本稿を書くために香港セッションの写真を見返していた。顔合わせの時の最初の集合写真と、一週間のセッションを終えた最後の集合写真を見比べてみた。最初と最後では表情がまったく違う。最初の写真では、顔から緊張が垣間見える。最後の写真はみんな笑顔だ。さらに観察してみると、最初の写真では東大生は東大生の隣に、北京大生は北京大生の隣に立っている。どこか心細さもあったのだろう。一方で、最後の写真では東大生・北京大生が完全に入り混じっている。これが香港セッションである。東大の構成員・北京大の構成員としてではなく、個としてお互い認識しあえるようになった。たとえ違う国から来ていても、個として相手を信じられるようになった。

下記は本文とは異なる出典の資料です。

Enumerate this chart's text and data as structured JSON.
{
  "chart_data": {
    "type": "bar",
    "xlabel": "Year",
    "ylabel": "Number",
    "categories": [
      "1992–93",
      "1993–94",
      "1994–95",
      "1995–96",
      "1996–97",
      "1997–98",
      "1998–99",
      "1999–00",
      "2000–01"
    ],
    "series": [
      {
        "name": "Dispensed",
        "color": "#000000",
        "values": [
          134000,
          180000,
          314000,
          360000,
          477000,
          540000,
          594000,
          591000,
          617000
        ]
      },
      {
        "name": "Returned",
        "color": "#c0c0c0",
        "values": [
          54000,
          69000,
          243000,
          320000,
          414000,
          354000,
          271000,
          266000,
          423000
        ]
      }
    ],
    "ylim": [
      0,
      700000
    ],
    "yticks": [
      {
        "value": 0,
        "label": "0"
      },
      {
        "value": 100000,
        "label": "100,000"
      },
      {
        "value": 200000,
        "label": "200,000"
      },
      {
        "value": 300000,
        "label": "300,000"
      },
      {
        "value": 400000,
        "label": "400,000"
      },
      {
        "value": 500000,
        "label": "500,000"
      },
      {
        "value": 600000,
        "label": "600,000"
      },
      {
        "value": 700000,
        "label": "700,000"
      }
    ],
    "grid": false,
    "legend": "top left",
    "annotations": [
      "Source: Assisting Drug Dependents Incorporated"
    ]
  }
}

「差別、抵抗、和解」分科会では、社会階層、ジェンダー、エリートの責任、エイジズムという4つのテーマを香港で議論した。具体的な議論の内容は、最終報告書に譲ろうと思う。ここで述べたいのは、議論の方法である。香港で実際に会って1週間を共に過ごす中で、このメンバーでしかできない議論ができたと自負している。

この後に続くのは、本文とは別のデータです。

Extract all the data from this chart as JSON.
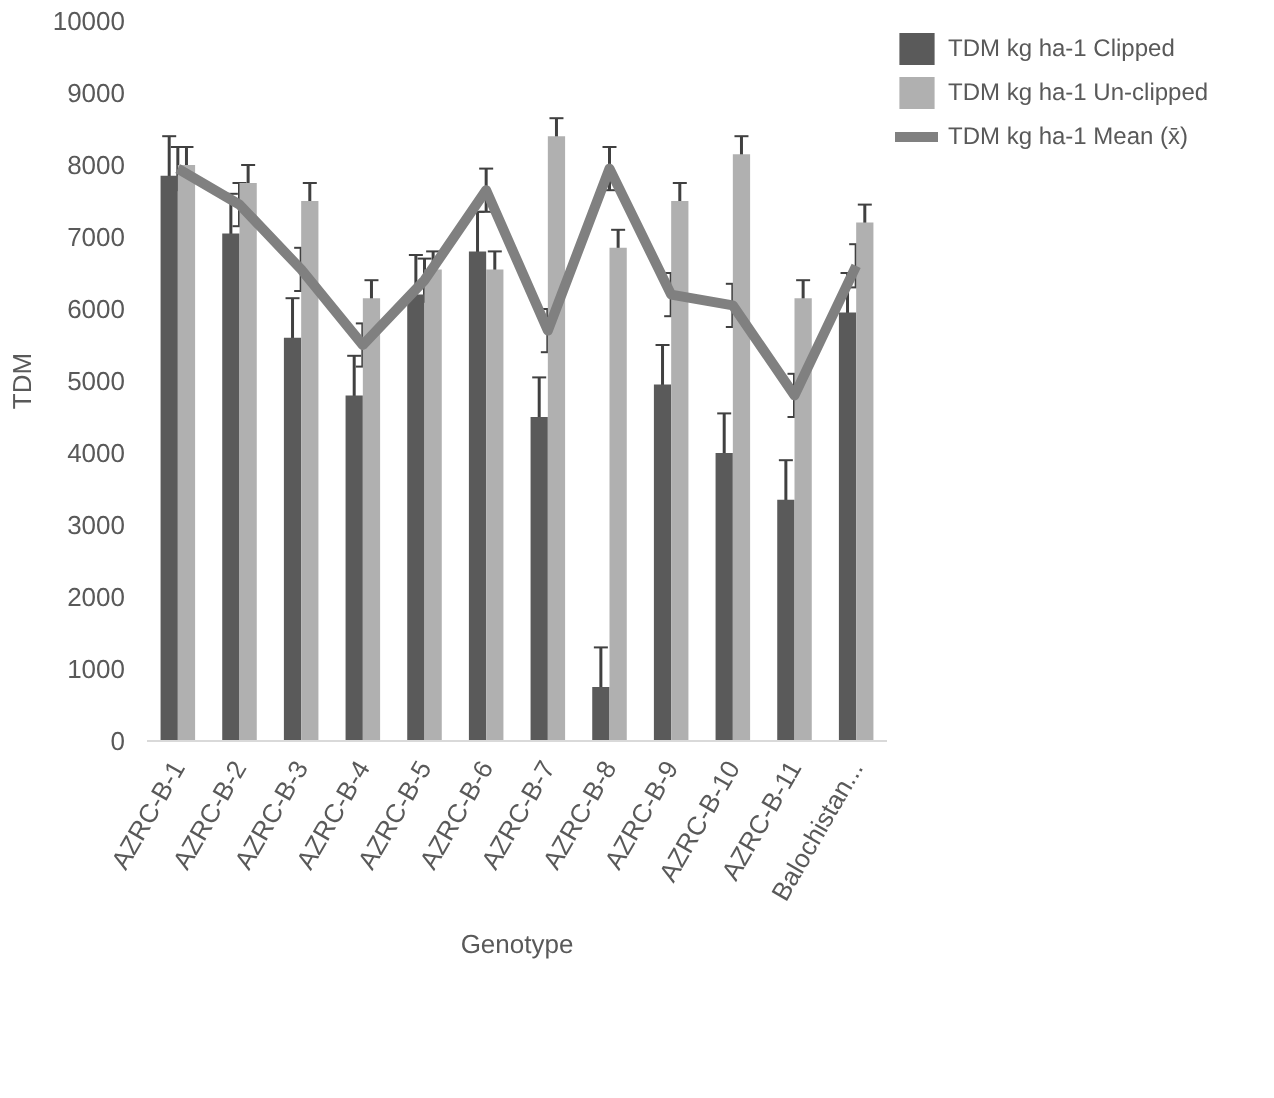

学生同士が社会問題について議論するとき、表層的な俗説の確認で終わりがちである。たとえば、「日本には・・・のようなジェンダーステレオタイプがある。」「中国では、高齢者の介護に関して・・・という問題がある。」「この問題を解決するには、・・・のような制度を作る必要がある。」「日本人は、もっと・・・のような意識を持つべきである。」といった議論である。極端に言えば、このような議論は誰が参加しても同じ議論ができる。参加者が変わっても、発話者が変わるだけで発言内容は変わらないだろう。誰が参加しても、同じような結論に達するはずだ。
しかし、今回の京論壇は違った。香港では、議論はもちろん、ホテルと議論会場の往復の道のり、偶然乗り合わせたエレベーター、観光客が全くいない食堂、夜散歩した街など、ありとあらゆる時間と空間を参加者で共有してきた。その過程で、セッションテーマに関連する論題だけでなく、将来の夢、専攻分野、好きな思想家、最近読んだ本、プライベートなこと、などさまざまなことをお互い話し、お互い聞いた。こうした交流を通じて、「北京大の人」「東大の人」という単純なプロファイルを超えた、固有性を持ったひとりの人間としてお互いを認識できるようになった。その結果、セッションテーマに関する議論でも、「あなたはどう思うのか?」「私はこの問題についてこう感じている」「私はこの問題に・・・のような点で当事者性を持っている」といった、いま・ここにいる「私」にしかできない議論をできるようになった。私たちは、「東大生として」「北京大生として」ではなく、個人として固有の経験・知識・価値観・考えを持っている。この固有性に根ざした議論ができたのが、京論壇香港セッションの収穫である。